Dünkü yangın ile birlikte bugün gündem bir kez daha yangın söndürme helikopteri olacaktır muhtemelen. Oysa dünkü yangında hem BM’nin helikopterleri hem Türkiye’den gelen helikopterler yangına müdahale ettiler.
Asıl bence gündem olması gereken konu piknik alanlarında kırılan cam şişeler, mangal ateşini bırakıp giden piknikçiler. Bunları nasıl ıslah edeceğiz? Bence 5 tane yangın söndürme helikopterine de sahip olsak eğer halkımızı yangınlar konusunda bilinçlendiremezsek hiçbir şeye yaramaz o helikopterler. 
Yangın ile bir diğer önemli husus ise yanan yerlerin en kısa sürede rehabilite edilip yeniden ormanlık alana döndürülmesi ile ilgili çalışmalardır. En kısa sürede yanan yeri yeniden ağaçlandırmamız gerekiyor. Bu konuda Kaymakamlık ve ilgili bakanlık derhal hazırlıklara başlamalıdır. 

Sıra Özlü Müzakerelerde 
Crans Montana’daki Kıbrıs konferansı bugünden itibaren özlü aşamaya giriyor. Yani tarafların görüşmeye belgelerle katılacağı ve sonuç almaya yönelik bir şekilde ilerlenmesi sağlanacak bir süreç başlıyor bugün.
Türkiye ve Yunanistan Başbakanlarının da davet edildiği konferansta artık nihai bir sonuca doğru gidilmesi bekleniyor.
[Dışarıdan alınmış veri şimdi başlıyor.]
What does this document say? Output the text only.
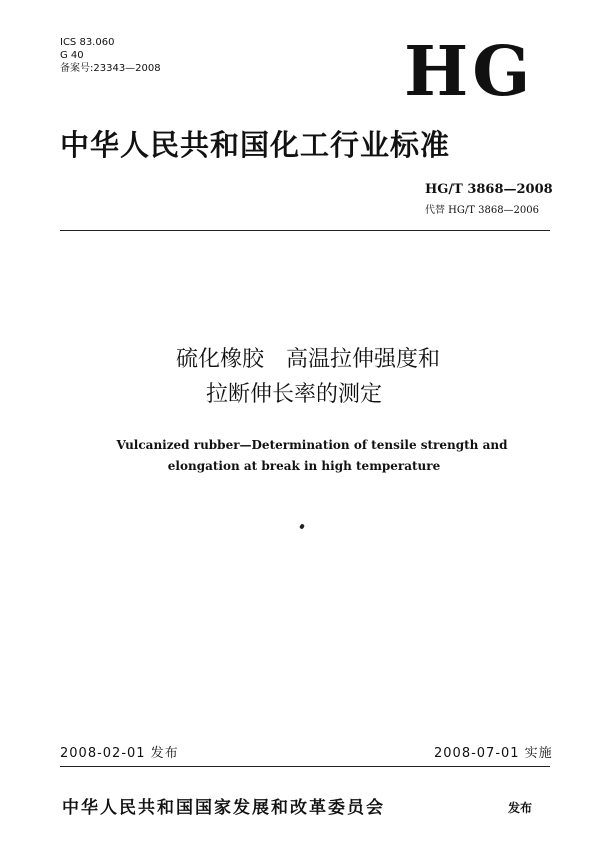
ICS 83.060
G 40
备案号:23343—2008	HG
中华人民共和国化工行业标准
HG/T 3868—2008
代替 HG/T 3868—2006
硫化橡胶　高温拉伸强度和
拉断伸长率的测定
Vulcanized rubber—Determination of tensile strength and
elongation at break in high temperature
2008-02-01 发布	2008-07-01 实施
中华人民共和国国家发展和改革委员会	发布
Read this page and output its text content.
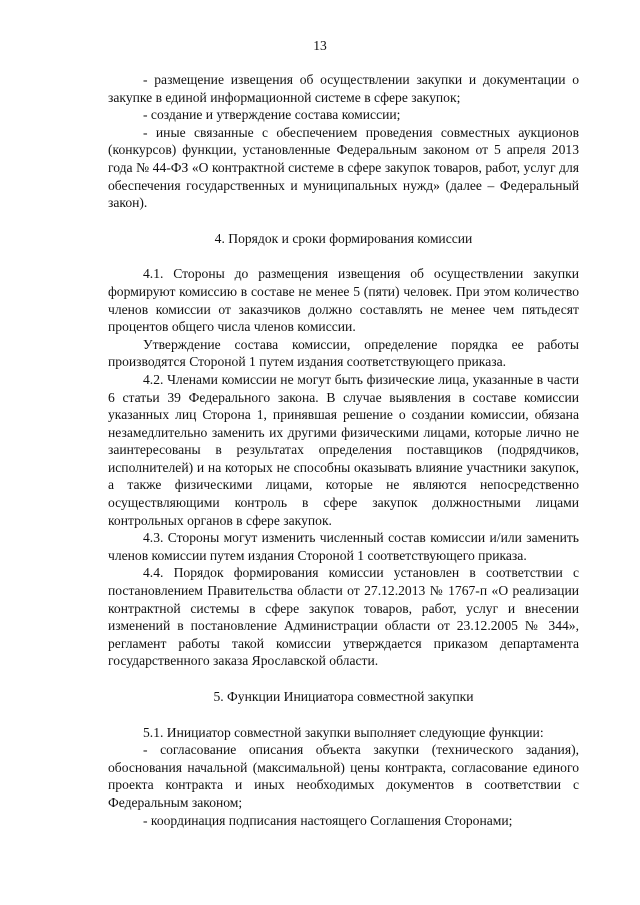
13

- размещение извещения об осуществлении закупки и документации о закупке в единой информационной системе в сфере закупок;

- создание и утверждение состава комиссии;

- иные связанные с обеспечением проведения совместных аукционов (конкурсов) функции, установленные Федеральным законом от 5 апреля 2013 года № 44-ФЗ «О контрактной системе в сфере закупок товаров, работ, услуг для обеспечения государственных и муниципальных нужд» (далее – Федеральный закон).

4. Порядок и сроки формирования комиссии

4.1. Стороны до размещения извещения об осуществлении закупки формируют комиссию в составе не менее 5 (пяти) человек. При этом количество членов комиссии от заказчиков должно составлять не менее чем пятьдесят процентов общего числа членов комиссии.

Утверждение состава комиссии, определение порядка ее работы производятся Стороной 1 путем издания соответствующего приказа.

4.2. Членами комиссии не могут быть физические лица, указанные в части 6 статьи 39 Федерального закона. В случае выявления в составе комиссии указанных лиц Сторона 1, принявшая решение о создании комиссии, обязана незамедлительно заменить их другими физическими лицами, которые лично не заинтересованы в результатах определения поставщиков (подрядчиков, исполнителей) и на которых не способны оказывать влияние участники закупок, а также физическими лицами, которые не являются непосредственно осуществляющими контроль в сфере закупок должностными лицами контрольных органов в сфере закупок.

4.3. Стороны могут изменить численный состав комиссии и/или заменить членов комиссии путем издания Стороной 1 соответствующего приказа.

4.4. Порядок формирования комиссии установлен в соответствии с постановлением Правительства области от 27.12.2013 № 1767-п «О реализации контрактной системы в сфере закупок товаров, работ, услуг и внесении изменений в постановление Администрации области от 23.12.2005 № 344», регламент работы такой комиссии утверждается приказом департамента государственного заказа Ярославской области.

5. Функции Инициатора совместной закупки

5.1. Инициатор совместной закупки выполняет следующие функции:

- согласование описания объекта закупки (технического задания), обоснования начальной (максимальной) цены контракта, согласование единого проекта контракта и иных необходимых документов в соответствии с Федеральным законом;

- координация подписания настоящего Соглашения Сторонами;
Türkiye’nin “Bu son olmalı” ısrarı konferansın sonucunu etkileyecek gibi gözüküyor. 
Zira bazı ön şartları konferansa gitmeden masaya koymak isteyen Rum tarafı, Türk tarafının bu ısrarı karşısında önerilerinden geri adım atmak zorunda kalmıştı.
İçeresinde bulunduğumuz hafta gerçekten çok kritik bir hafta, ortaya yeni bir antlaşma da çıkabilir, süreç sonlana da bilir ve bir kez daha zamana oynanabilir. 

Eroğlu – Özgürgün
Birisi siyasetin duayen ismi, UBP’nin onursal başkanı, eski Cumhurbaşkanı, başbakan. Diğeri henüz 13 aylık Başbakan, UBP’nin Genel Başkanı.
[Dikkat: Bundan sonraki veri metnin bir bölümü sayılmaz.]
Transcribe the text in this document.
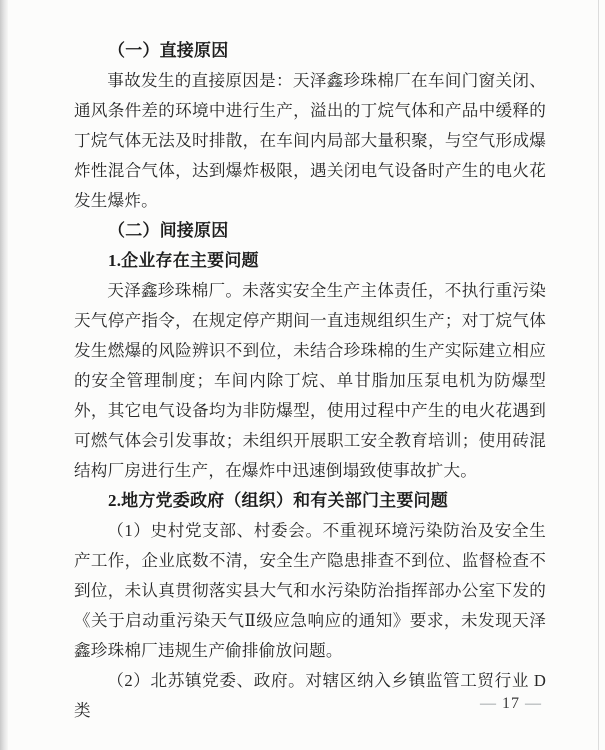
（一）直接原因

事故发生的直接原因是：天泽鑫珍珠棉厂在车间门窗关闭、通风条件差的环境中进行生产，溢出的丁烷气体和产品中缓释的丁烷气体无法及时排散，在车间内局部大量积聚，与空气形成爆炸性混合气体，达到爆炸极限，遇关闭电气设备时产生的电火花发生爆炸。

（二）间接原因
1.企业存在主要问题

天泽鑫珍珠棉厂。未落实安全生产主体责任，不执行重污染天气停产指令，在规定停产期间一直违规组织生产；对丁烷气体发生燃爆的风险辨识不到位，未结合珍珠棉的生产实际建立相应的安全管理制度；车间内除丁烷、单甘脂加压泵电机为防爆型外，其它电气设备均为非防爆型，使用过程中产生的电火花遇到可燃气体会引发事故；未组织开展职工安全教育培训；使用砖混结构厂房进行生产，在爆炸中迅速倒塌致使事故扩大。

2.地方党委政府（组织）和有关部门主要问题

（1）史村党支部、村委会。不重视环境污染防治及安全生产工作，企业底数不清，安全生产隐患排查不到位、监督检查不到位，未认真贯彻落实县大气和水污染防治指挥部办公室下发的《关于启动重污染天气Ⅱ级应急响应的通知》要求，未发现天泽鑫珍珠棉厂违规生产偷排偷放问题。

（2）北苏镇党委、政府。对辖区纳入乡镇监管工贸行业 D 类	— 17 —
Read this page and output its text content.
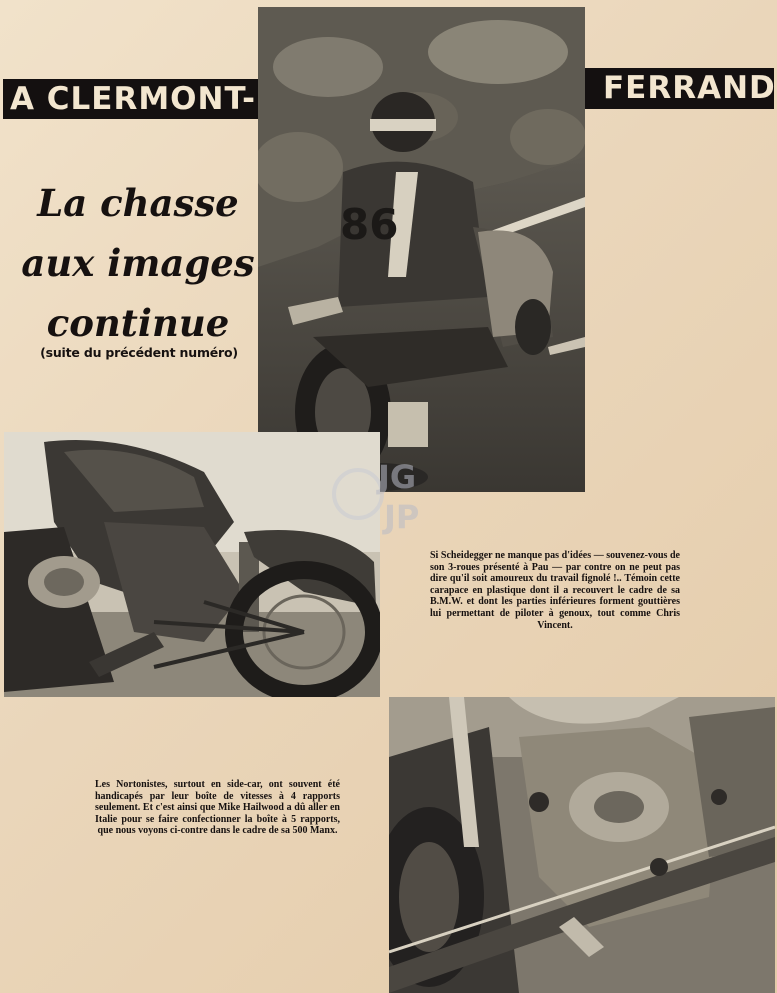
A CLERMONT-	FERRAND
86
La chasse
aux images
continue
(suite du précédent numéro)
Si Scheidegger ne manque pas d'idées — souvenez-vous de son 3-roues présenté à Pau — par contre on ne peut pas dire qu'il soit amoureux du travail fignolé !.. Témoin cette carapace en plastique dont il a recouvert le cadre de sa B.M.W. et dont les parties inférieures forment gouttières lui permettant de piloter à genoux, tout comme Chris Vincent.
Les Nortonistes, surtout en side-car, ont souvent été handicapés par leur boîte de vitesses à 4 rapports seulement. Et c'est ainsi que Mike Hailwood a dû aller en Italie pour se faire confectionner la boîte à 5 rapports, que nous voyons ci-contre dans le cadre de sa 500 Manx.
JG
JP
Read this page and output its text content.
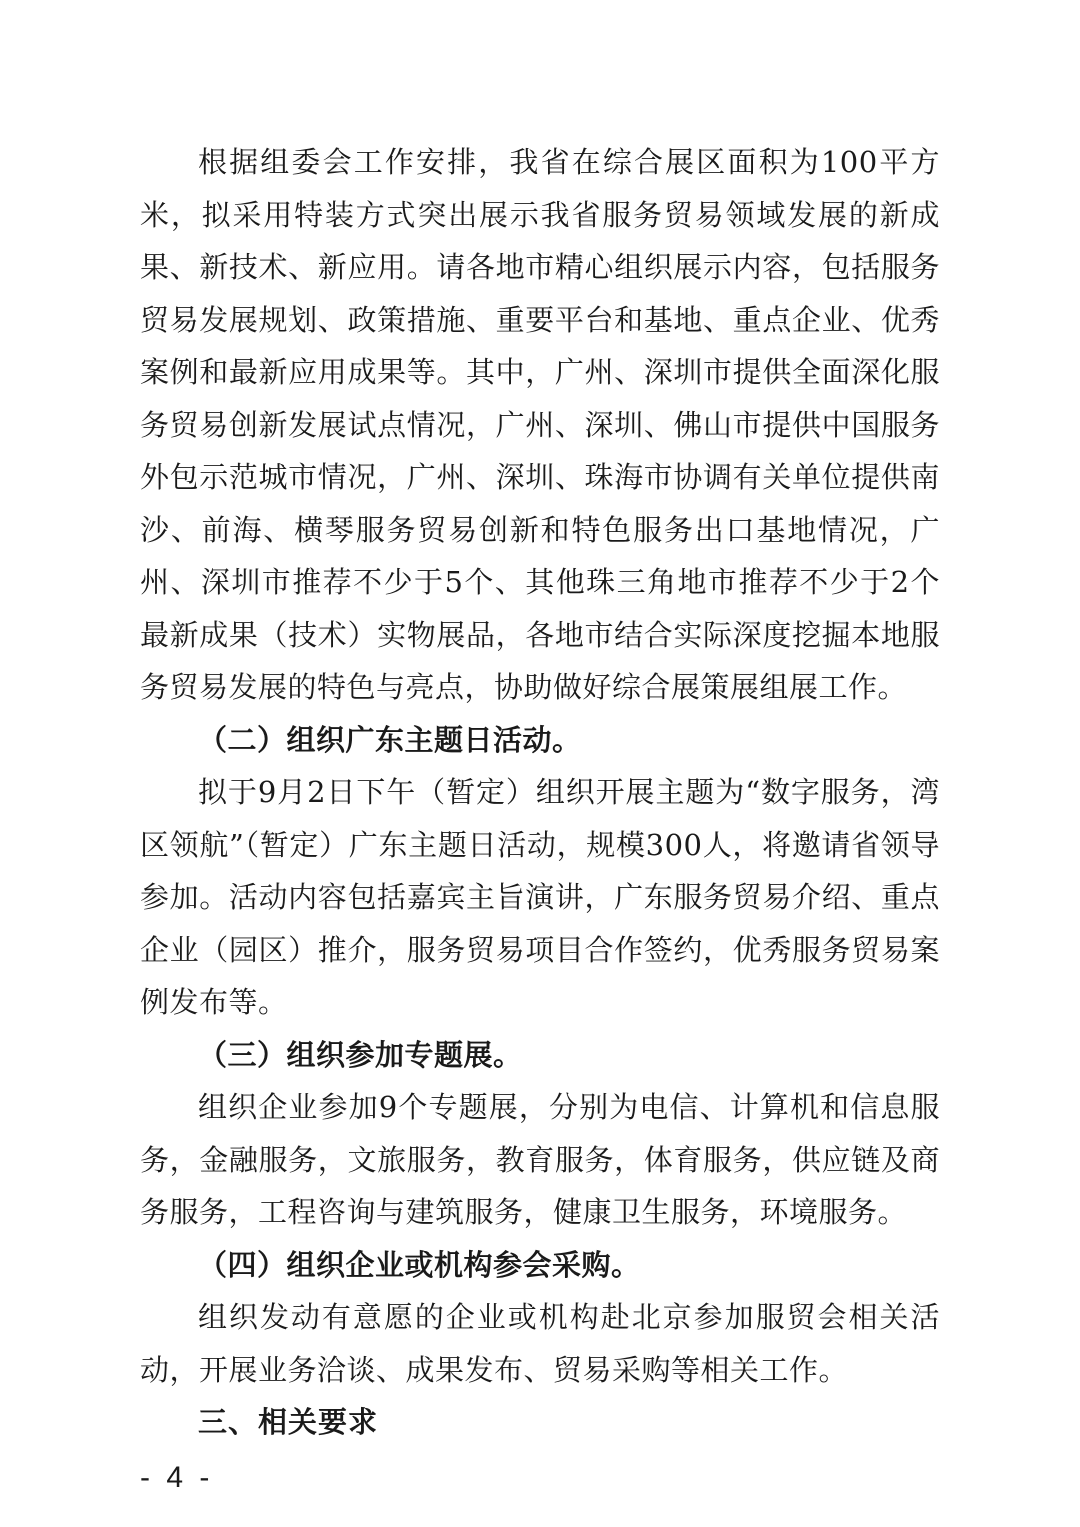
根据组委会工作安排，我省在综合展区面积为100平方米，拟采用特装方式突出展示我省服务贸易领域发展的新成果、新技术、新应用。请各地市精心组织展示内容，包括服务贸易发展规划、政策措施、重要平台和基地、重点企业、优秀案例和最新应用成果等。其中，广州、深圳市提供全面深化服务贸易创新发展试点情况，广州、深圳、佛山市提供中国服务外包示范城市情况，广州、深圳、珠海市协调有关单位提供南沙、前海、横琴服务贸易创新和特色服务出口基地情况，广州、深圳市推荐不少于5个、其他珠三角地市推荐不少于2个最新成果（技术）实物展品，各地市结合实际深度挖掘本地服务贸易发展的特色与亮点，协助做好综合展策展组展工作。

（二）组织广东主题日活动。

拟于9月2日下午（暂定）组织开展主题为“数字服务，湾区领航”（暂定）广东主题日活动，规模300人，将邀请省领导参加。活动内容包括嘉宾主旨演讲，广东服务贸易介绍、重点企业（园区）推介，服务贸易项目合作签约，优秀服务贸易案例发布等。

（三）组织参加专题展。

组织企业参加9个专题展，分别为电信、计算机和信息服务，金融服务，文旅服务，教育服务，体育服务，供应链及商务服务，工程咨询与建筑服务，健康卫生服务，环境服务。

（四）组织企业或机构参会采购。

组织发动有意愿的企业或机构赴北京参加服贸会相关活动，开展业务洽谈、成果发布、贸易采购等相关工作。

三、相关要求

- 4 -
Dr. Derviş Eroğlu ile Başbakan Hüseyin Özgürgün arasında şu günlerde su sızmıyor adeta. Sürekli iletişim halindeler ve ciddi bir uyum gösteriyorlar. Hali ile de bu durum partiye ve örgütlere de kendi açılarından olumlu yansıyor.
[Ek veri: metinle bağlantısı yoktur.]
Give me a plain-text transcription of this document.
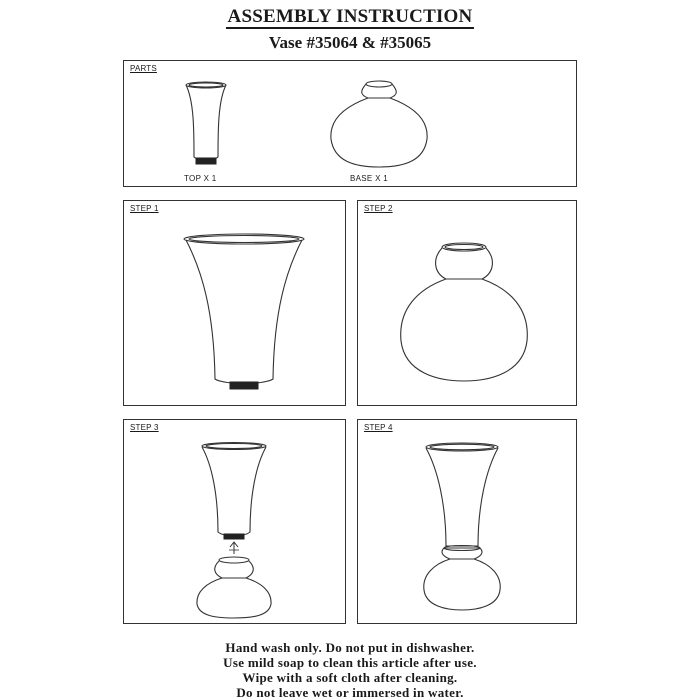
ASSEMBLY INSTRUCTION
Vase #35064 & #35065
PARTS
TOP X 1	BASE X 1
STEP 1	STEP 2
STEP 3	STEP 4
Hand wash only. Do not put in dishwasher.
Use mild soap to clean this article after use.
Wipe with a soft cloth after cleaning.
Do not leave wet or immersed in water.
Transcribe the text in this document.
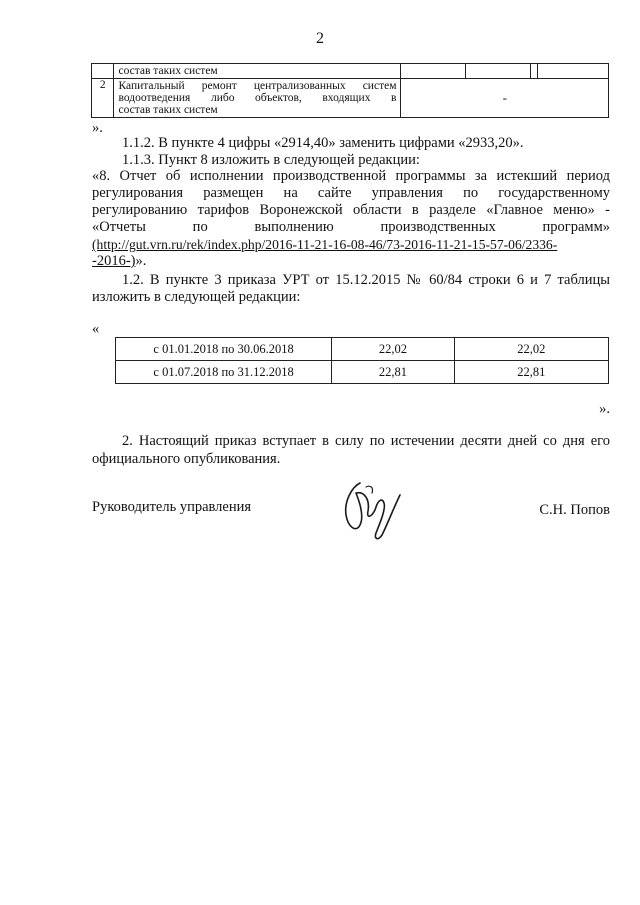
2
	состав таких систем				
2	Капитальный ремонт централизованных систем
водоотведения либо объектов, входящих в
состав таких систем	-			
».
1.1.2. В пункте 4 цифры «2914,40» заменить цифрами «2933,20».
1.1.3. Пункт 8 изложить в следующей редакции:
«8. Отчет об исполнении производственной программы за истекший период
регулирования размещен на сайте управления по государственному
регулированию тарифов Воронежской области в разделе «Главное меню» -
«Отчеты по выполнению производственных программ»
(http://gut.vrn.ru/rek/index.php/2016-11-21-16-08-46/73-2016-11-21-15-57-06/2336-
-2016-)».
1.2. В пункте 3 приказа УРТ от 15.12.2015 № 60/84 строки 6 и 7 таблицы
изложить в следующей редакции:
«
с 01.01.2018 по 30.06.2018	22,02	22,02
с 01.07.2018 по 31.12.2018	22,81	22,81
».
2. Настоящий приказ вступает в силу по истечении десяти дней со дня его
официального опубликования.
Руководитель управления	С.Н. Попов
Geçtiğimiz hafta hem İskele Festivalinin açılışı vardı hem Güzelyurt’un. Başbakan Özgürgün Onursal lider Eroğlu’nu aramış ve “Birimiz birini diğerimizde öbürüne gitsin. Kapanışta da tam tersini yapalım” önerisi getirmiş. Derviş Bey de bu öneriyi hemen kabul etmiş. 
Güzelyurt Festivalini Başbakan Özgürgün açarken, İskele’deki festivali Dr. Derviş Eroğlu açtı. Güzelyurt’un kapanışını Dr. Derviş Eroğlu yapacak, İskele ’de ise kapanışı Başbakan Özgürgün yapacak.
 
MESAJLAR
Hüseyin ÖZGÜRGÜN: Son günlerde Onursal Başkanınız Dr. Derviş Eroğlu ile aranızdan su sızmıyormuş. Umarız bu muhabbet tez ayrılık getirmez. Zira gözler üzerinizde.
Serdar DENKTAŞ: Tam 3 yıl önce böyle bir günde istifa etmiştiniz bakanlıktan. Aradan 3 yıl gibi bir süre geçti, bu üç yılda neler neler değişti?
Fikri ATAOĞLU: Bir gece öncesi kızınızı muhteşem bir düğünle dünya evine soktunuz ve ertesi sabah soluğu yangında aldınız. Hayat anı anına nasıl değişebiliyor demi. Genç kardeşlerimize bu arada mutluluklar diliyoruz. 
Hamza Ersan SANER: Tahsin Bey Crans Montana’daki Kıbrıs konferansına gidince Fildişi’nde yapılacak etkinliğe gitme görevi de size kalmış. Yakında Fildişi’ne doğru yola çıkacakmışsınız.
Kutlu EVREN: Yangının söndürülmesi adına dün gün boyunca sizde yangın yerinde kriz masası oluşturmuş ve özel sektörün elindeki iş makinaları ile su tankerlerini bölgeye getirmesini sağlamışsınız. 
Tevfik DİRENÇ: Yangın esnasında yaptığınız “Ellerinizdeki imkanı seferber edin” açıklamanız ile birlikte bir çok kişi dozer, kepçe gibi iş aletleri ve su tankerleri ile yangına koşmuş. 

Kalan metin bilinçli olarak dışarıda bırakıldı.